We observed a very high dispersion of the keywords used in rheumatological journals. Only 2.1% of them was cited more than 10 times and 16.3% more than twice. This fact was mainly because of the use of different synonyms and only marginally because of misspelling. This problem does not only affect rheumatology. In fact, our data show that the percentage of keywords cited more than 10 times in dermatological or geriatrical journals in 1995 was 3.6% and 2.8%, respectively. We believe that editors should encourage standardisation of keywords so that the retrieval of bibliographic information through computerised databases is facilitated. A standardised keyword system should include items such as field of research, disease and its localisation, methods used, and relevant drugs or biological agents.

A curious observation is that diseases of low incidence show a relatively high ranking of their relevant key words.8Rheumatoid arthritis and systemic lupus erythematosus are still today the most frequently studied diseases, as in 1981.9 Among common diseases, osteoarthritis and fibromyalgia are important exceptions ranking at the third and fifth place, respectively, probably reflecting a change in trend. This fact is confirmed by the high mean impact factor (3.08) of papers with osteoarthritis as keyword. The ranking of drug related keywords highlights the continuous interest in methotrexate (56 citations) and is mostly in keeping with the list of drugs that are commonly used by rheumatologists in their daily practice.

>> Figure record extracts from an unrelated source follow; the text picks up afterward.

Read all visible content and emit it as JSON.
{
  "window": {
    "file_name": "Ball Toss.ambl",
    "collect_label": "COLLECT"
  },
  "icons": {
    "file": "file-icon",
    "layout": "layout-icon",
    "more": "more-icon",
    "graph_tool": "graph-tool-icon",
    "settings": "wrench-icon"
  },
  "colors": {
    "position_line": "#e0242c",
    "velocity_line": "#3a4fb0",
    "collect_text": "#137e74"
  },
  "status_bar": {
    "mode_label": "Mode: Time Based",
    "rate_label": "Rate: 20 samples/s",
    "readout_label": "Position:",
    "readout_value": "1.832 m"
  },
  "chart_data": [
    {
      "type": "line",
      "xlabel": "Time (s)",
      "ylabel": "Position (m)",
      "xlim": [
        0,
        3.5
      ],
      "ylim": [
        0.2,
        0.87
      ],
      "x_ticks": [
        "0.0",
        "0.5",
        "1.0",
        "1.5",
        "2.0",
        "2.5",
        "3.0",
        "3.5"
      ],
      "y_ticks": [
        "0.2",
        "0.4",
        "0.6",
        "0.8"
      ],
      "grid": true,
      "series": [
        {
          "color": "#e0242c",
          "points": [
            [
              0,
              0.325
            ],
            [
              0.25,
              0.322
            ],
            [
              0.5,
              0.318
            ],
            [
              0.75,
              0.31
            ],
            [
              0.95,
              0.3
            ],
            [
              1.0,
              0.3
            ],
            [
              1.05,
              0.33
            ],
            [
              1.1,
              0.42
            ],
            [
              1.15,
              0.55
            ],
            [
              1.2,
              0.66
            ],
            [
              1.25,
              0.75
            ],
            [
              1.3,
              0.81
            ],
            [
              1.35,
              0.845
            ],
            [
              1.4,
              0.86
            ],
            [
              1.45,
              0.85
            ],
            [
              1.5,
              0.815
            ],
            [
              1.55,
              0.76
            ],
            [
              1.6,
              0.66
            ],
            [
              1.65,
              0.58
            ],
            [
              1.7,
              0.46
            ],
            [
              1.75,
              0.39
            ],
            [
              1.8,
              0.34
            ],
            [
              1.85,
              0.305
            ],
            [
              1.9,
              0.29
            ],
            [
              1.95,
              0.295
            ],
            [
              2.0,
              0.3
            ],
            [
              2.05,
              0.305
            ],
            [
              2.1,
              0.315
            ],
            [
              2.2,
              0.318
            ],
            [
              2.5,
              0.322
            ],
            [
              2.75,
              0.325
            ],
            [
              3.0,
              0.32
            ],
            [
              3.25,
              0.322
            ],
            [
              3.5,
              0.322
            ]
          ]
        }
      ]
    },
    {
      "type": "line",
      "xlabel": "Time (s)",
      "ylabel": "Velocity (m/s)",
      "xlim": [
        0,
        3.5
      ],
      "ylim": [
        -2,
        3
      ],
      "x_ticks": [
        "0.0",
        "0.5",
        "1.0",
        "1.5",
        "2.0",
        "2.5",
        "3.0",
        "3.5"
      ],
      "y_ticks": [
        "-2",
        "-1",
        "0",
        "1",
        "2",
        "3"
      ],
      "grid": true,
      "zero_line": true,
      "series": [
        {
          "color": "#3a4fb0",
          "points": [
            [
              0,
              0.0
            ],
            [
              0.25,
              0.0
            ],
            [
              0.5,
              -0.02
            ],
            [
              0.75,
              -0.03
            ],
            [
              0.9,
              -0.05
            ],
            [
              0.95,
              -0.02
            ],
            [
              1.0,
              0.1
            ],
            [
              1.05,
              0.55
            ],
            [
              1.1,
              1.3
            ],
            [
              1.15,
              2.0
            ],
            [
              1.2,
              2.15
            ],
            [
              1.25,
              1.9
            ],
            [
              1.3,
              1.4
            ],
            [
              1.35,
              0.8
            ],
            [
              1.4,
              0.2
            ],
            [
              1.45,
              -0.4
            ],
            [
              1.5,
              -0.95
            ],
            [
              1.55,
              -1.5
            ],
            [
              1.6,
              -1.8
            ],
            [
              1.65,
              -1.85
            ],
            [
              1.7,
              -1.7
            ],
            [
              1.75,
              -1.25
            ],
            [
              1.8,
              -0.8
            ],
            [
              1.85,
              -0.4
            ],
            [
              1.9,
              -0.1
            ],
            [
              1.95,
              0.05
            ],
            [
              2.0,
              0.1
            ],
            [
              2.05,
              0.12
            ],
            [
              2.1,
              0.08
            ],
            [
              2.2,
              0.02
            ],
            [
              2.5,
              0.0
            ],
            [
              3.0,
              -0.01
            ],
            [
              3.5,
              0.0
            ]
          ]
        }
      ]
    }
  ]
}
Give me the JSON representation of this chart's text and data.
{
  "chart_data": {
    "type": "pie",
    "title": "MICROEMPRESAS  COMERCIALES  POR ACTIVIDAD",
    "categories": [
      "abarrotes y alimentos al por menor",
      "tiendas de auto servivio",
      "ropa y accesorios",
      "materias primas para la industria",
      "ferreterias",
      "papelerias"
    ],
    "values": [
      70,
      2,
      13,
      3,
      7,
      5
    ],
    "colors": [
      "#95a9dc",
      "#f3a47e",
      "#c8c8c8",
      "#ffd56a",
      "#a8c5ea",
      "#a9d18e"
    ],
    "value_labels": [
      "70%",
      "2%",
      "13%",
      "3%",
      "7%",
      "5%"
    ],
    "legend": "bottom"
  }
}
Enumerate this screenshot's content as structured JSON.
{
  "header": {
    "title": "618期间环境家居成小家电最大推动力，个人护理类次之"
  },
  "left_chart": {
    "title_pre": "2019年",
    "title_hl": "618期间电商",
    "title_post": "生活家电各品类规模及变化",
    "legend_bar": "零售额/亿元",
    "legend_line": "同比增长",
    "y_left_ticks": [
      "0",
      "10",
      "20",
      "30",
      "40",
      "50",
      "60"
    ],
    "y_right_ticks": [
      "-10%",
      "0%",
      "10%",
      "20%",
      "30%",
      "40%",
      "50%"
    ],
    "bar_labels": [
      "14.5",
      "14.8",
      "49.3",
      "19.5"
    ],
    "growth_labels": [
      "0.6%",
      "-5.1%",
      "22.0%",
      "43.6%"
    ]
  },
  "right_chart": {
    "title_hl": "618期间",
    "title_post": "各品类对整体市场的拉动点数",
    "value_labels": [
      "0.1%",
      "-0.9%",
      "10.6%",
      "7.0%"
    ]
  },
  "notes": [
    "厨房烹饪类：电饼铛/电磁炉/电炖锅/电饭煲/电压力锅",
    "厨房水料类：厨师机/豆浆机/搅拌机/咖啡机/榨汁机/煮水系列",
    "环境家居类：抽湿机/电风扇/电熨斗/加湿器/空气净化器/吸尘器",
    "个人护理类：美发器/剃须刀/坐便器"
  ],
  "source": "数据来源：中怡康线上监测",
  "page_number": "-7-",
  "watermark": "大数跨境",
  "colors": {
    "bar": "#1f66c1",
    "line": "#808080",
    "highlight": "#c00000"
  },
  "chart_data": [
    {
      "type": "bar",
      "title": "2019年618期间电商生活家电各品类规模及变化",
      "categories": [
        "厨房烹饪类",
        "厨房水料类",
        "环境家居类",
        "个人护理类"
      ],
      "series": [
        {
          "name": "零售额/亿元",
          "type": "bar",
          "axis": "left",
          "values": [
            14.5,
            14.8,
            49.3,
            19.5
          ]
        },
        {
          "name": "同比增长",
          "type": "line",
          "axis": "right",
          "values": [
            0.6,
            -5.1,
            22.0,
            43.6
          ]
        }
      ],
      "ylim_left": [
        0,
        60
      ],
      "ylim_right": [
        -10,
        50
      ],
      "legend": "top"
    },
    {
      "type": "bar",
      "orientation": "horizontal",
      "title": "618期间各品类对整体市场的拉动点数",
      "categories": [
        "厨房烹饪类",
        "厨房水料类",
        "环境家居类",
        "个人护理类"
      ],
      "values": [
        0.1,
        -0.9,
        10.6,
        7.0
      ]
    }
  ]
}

In this study, only journals quoted as rheumatological were considered whereas many papers from rheumatological centres are published in other journals. This is an inherent bias for a complete review of the scientific production in rheumatology. Of course, the identification of rheumatological articles in other journals is far more complicated and was not attempted in this study. The two main problems are the spreading of keywords and the inaccurate reporting of author’s addresses. We are developing a method to identify the scientific background of the authors by matching keywords, names of the authors and relevant institutions that could fill this gap.

No global representation of research output is in itself satisfactory because quality and practical relevance are difficult to evaluate. None the less, IF, a crude measure of the audience of a journal, is a fair indicator of the scientific relevance of a given paper. We feel that bibliometrics can help understand the trends of rheumatological research, evaluate the areas where more research efforts are needed, and improve the methods of distribution of resources.


The expert secretarial assistance of Mrs Mara Salvi is gratefully acknowledged.